On Sun, Apr 28, 2013 at 12:46:11AM +0800, Marek Lindner wrote:
On Saturday, April 27, 2013 23:59:53 Antonio Quartulli wrote:
--- a/gateway_common.c +++ b/gateway_common.c @@ -202,8 +202,8 @@ static void batadv_gw_tvlv_ogm_handler_v1(struct batadv_priv *bat_priv, gateway.bandwidth_up = 0; } else { gateway_ptr = tvlv_value;
gateway.bandwidth_down =
ntohl(gateway_ptr->bandwidth_down); - gateway.bandwidth_up = ntohl(gateway_ptr->bandwidth_up); + gateway.bandwidth_down = gateway_ptr->bandwidth_down; + gateway.bandwidth_up = gateway_ptr->bandwidth_up; if ((gateway.bandwidth_down == 0) || (gateway.bandwidth_up == 0)) { gateway.bandwidth_down = 0;
There is no bug.
I did not intend to fix a bug, I just wanted to use the __be32 notation for stuff sent over the wire. Well, I have to admit I thought you forgot some htonl/ntohl (this is why the notation is useful, to spot missing conversions..) but this was not the case :)

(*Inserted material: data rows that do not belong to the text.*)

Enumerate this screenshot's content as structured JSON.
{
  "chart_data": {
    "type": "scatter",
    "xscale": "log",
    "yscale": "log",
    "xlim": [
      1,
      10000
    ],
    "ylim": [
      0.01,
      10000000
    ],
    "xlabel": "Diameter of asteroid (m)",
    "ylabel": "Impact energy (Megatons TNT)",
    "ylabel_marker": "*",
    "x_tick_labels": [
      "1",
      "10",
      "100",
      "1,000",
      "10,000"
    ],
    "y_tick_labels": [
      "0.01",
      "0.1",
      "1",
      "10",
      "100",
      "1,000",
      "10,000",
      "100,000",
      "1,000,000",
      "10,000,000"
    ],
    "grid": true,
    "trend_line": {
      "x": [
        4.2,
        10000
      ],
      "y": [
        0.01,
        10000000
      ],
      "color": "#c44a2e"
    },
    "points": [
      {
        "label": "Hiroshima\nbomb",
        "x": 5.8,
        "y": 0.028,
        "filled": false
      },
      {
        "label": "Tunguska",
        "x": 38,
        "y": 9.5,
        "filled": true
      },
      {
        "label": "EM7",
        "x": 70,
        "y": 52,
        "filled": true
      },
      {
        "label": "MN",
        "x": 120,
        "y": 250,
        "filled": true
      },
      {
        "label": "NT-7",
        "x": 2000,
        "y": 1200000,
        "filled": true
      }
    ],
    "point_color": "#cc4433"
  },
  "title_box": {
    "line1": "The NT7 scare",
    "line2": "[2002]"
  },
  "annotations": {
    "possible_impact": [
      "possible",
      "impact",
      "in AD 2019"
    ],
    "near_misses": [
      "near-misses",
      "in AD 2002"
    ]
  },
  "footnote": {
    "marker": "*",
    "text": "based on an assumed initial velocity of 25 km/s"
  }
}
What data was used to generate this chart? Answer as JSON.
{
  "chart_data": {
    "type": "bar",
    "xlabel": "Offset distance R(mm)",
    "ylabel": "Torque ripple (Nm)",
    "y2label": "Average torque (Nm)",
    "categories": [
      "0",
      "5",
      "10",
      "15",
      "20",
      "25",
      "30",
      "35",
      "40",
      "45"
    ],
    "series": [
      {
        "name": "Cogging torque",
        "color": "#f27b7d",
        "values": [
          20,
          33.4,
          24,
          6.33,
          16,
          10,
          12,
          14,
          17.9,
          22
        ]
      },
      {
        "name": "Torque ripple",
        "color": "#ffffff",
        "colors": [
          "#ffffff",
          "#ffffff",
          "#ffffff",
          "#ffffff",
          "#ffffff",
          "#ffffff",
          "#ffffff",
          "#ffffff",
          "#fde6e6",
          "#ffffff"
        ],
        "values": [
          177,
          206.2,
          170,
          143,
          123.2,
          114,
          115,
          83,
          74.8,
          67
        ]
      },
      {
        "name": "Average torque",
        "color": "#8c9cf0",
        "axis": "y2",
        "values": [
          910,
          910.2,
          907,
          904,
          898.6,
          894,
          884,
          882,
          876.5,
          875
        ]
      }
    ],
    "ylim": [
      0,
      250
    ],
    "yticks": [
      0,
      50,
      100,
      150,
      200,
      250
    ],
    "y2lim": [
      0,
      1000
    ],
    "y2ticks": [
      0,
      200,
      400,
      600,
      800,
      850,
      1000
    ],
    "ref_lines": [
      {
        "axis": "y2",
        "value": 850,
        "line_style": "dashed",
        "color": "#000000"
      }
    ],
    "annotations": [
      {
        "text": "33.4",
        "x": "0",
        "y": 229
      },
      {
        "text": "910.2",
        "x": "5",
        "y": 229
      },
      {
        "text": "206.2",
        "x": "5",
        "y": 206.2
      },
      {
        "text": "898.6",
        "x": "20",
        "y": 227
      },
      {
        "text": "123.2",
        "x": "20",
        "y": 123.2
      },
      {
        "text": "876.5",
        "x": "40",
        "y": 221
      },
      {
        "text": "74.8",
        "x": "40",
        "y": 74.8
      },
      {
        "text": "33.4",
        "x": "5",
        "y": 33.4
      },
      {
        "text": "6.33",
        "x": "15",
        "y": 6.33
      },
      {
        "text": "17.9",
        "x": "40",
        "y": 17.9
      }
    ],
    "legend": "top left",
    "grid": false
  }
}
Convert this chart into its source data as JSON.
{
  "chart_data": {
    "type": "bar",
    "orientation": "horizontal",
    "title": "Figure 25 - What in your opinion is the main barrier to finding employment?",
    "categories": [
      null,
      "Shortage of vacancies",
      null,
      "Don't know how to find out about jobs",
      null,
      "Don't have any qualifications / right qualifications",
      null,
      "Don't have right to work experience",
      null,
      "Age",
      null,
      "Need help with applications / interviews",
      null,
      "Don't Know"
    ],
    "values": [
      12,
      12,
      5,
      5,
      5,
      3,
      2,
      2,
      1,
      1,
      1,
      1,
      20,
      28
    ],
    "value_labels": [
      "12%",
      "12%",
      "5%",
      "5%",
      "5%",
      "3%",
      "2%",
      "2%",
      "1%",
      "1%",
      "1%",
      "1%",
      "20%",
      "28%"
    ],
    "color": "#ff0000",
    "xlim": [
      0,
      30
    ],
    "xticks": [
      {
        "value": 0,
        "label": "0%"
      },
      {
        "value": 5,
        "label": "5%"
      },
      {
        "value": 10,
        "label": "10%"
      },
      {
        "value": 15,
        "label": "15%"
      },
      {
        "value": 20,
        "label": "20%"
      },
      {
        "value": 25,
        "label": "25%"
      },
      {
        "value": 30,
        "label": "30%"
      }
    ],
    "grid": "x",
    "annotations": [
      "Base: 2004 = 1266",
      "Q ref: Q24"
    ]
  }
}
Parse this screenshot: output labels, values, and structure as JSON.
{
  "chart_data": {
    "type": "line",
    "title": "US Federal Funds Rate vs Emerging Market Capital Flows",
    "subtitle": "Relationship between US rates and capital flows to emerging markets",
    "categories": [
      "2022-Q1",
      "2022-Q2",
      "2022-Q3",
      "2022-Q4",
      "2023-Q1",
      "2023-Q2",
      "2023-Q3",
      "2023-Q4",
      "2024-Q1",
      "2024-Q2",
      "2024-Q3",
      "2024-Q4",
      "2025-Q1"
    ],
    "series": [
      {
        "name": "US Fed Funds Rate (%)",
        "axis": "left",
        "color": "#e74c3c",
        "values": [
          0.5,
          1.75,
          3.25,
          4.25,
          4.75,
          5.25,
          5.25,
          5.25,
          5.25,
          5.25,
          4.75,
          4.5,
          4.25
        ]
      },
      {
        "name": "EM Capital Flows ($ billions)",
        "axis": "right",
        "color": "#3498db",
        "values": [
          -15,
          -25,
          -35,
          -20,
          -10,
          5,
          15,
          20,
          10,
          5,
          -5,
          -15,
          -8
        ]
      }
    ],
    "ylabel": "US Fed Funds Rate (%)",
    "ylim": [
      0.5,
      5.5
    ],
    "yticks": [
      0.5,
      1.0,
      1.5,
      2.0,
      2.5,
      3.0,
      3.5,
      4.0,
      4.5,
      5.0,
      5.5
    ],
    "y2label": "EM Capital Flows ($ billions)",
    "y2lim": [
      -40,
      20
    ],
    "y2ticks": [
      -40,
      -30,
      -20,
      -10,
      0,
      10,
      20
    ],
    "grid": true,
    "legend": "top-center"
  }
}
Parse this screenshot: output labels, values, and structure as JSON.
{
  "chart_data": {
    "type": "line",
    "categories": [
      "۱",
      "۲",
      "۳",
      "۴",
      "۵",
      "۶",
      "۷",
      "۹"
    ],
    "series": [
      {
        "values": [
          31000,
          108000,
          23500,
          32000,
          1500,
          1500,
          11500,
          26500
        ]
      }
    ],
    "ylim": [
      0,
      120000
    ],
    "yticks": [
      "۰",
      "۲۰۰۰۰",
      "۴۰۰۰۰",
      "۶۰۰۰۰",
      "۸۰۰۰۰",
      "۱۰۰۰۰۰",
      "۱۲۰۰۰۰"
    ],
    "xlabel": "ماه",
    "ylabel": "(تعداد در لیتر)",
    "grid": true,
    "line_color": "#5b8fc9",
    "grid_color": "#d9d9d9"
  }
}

The original code converted the incoming big endian value to host endian (whatever that is) and works with that value internally. Now that you reversed the logic you have to adjust *all* occurences. Especially, when the tvlv bandwidth value is copied into a gw_node struct. You can use sparse to help you find the sections in the code by changing gw_node to be32 as well.
So far everything seems to be converted the right way: sparse does not complain, and here is the code where the GW component does the assignment yu talked about:
420 gw_node->bandwidth_down = ntohl(gateway->bandwidth_down); 421 gw_node->bandwidth_up = ntohl(gateway->bandwidth_up);
However, I am not convinced that converting the values every single time we access the variable is the optimal approach.
True, not really beautiful but this will avoid future bugs thanks to the __be notation.